Será que todos os homens cedem quando são tentados?

Realizado por Eli Roth, conhecido por filmes como “Hostel” ou “A Cabana do Medo”, “Knock knock” é um remake do filme “Death Game”, de 1977, realizado por Peter Traynor e que, neste nova versão, conta com a participação de Keanu Reeves – uma das razões que poderá levá-lo a ver este filme.

O filme começa com uma história feliz. Evan, um feliz e tranquilo arquitecto, fica sozinho na sua fantástica casa a trabalhar enquanto o resto da família vai passear. Nessa noite, Genesis (Lorenza Izzo) e Bel (Ana de Armas) batem-lhe à porta a pedir ajuda e, na tentativa de ser bom samaritano, Evan ajuda-as. E, de repente, todos são bons amigos e elas estão confortavelmente na sua casa.

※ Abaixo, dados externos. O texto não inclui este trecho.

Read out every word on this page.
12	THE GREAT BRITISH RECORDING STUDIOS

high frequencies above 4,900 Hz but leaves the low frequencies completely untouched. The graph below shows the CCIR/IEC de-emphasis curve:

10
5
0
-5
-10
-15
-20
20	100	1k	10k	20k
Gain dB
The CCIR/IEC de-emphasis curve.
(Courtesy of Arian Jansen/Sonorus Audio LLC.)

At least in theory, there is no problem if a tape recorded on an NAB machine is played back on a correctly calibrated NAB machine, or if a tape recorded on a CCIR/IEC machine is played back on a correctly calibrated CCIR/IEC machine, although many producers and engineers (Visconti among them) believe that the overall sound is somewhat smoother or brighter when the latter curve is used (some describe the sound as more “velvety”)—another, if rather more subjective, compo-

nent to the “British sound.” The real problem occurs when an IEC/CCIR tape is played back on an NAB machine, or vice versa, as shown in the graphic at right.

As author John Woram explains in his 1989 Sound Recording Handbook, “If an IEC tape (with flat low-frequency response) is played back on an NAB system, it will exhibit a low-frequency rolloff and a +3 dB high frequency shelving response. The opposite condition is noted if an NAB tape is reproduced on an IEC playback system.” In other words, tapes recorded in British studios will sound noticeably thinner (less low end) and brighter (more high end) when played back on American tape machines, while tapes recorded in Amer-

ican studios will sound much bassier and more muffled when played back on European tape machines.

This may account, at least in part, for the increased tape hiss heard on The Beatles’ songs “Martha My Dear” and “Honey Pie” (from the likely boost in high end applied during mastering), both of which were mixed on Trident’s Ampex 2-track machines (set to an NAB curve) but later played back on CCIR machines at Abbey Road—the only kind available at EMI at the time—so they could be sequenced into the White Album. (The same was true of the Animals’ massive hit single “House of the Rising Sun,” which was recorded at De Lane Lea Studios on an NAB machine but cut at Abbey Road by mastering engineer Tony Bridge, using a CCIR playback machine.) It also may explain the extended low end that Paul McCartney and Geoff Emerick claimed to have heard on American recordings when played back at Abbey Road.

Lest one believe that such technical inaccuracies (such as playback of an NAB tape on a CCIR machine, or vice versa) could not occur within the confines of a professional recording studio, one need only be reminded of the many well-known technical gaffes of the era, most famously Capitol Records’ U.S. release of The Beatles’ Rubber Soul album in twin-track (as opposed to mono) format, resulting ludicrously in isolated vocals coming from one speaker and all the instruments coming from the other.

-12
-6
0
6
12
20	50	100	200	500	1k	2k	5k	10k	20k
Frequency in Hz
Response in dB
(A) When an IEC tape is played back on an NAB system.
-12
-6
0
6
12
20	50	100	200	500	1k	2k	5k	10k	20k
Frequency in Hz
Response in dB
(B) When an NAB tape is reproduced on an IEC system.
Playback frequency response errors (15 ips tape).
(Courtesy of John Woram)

Do bater à porta à conversa sobre poligamia vão poucos minutos e quando damos por nós, estão os três na cama. Ele bem tenta dizer não, mas muito, muito mal, e a partir daqui é desejar um boa sorte! ao Evan e esperar por um bom filme. Mas não… este é um daqueles filmes que ficamos entusiasmados para o ver mas que depois de o fazermos, preferimos o trailer.

Toda a sedução do filme é demasiado forçada e nunca percebemos o porquê do homem estar a sofrer nas mãos de Genesis e Bel… Um coisa que me incomodou o filme inteiro: como é que um homem não consegue controlar duas raparigas pequenas?! As cenas onde ele tenta resolver a situação são sempre pautadas por erros demasiado rídiculos – os típicos momentos dos maus filmes onde alguém vai a correr, a ser perseguido numa floresta e, sem ninguém estar à espera, surpresa das surpresas, cai…

A conclusão que tiramos do filme (se conseguimos tirar alguma) é que, mesmo felizes, todos os homens quando são tentados caem em tentação. O guião não nos leva para lado nenhum – afinal, qual a intenção das raparigas?

Resumindo: são 99 (dolorosos) minutos onde assistimos ao desmoronar de um personagem mal contruído, desconfortável e pouco natural, numa história que podia ser muito mais, sem twists e com um elenco com interpretações fracas e exageradas.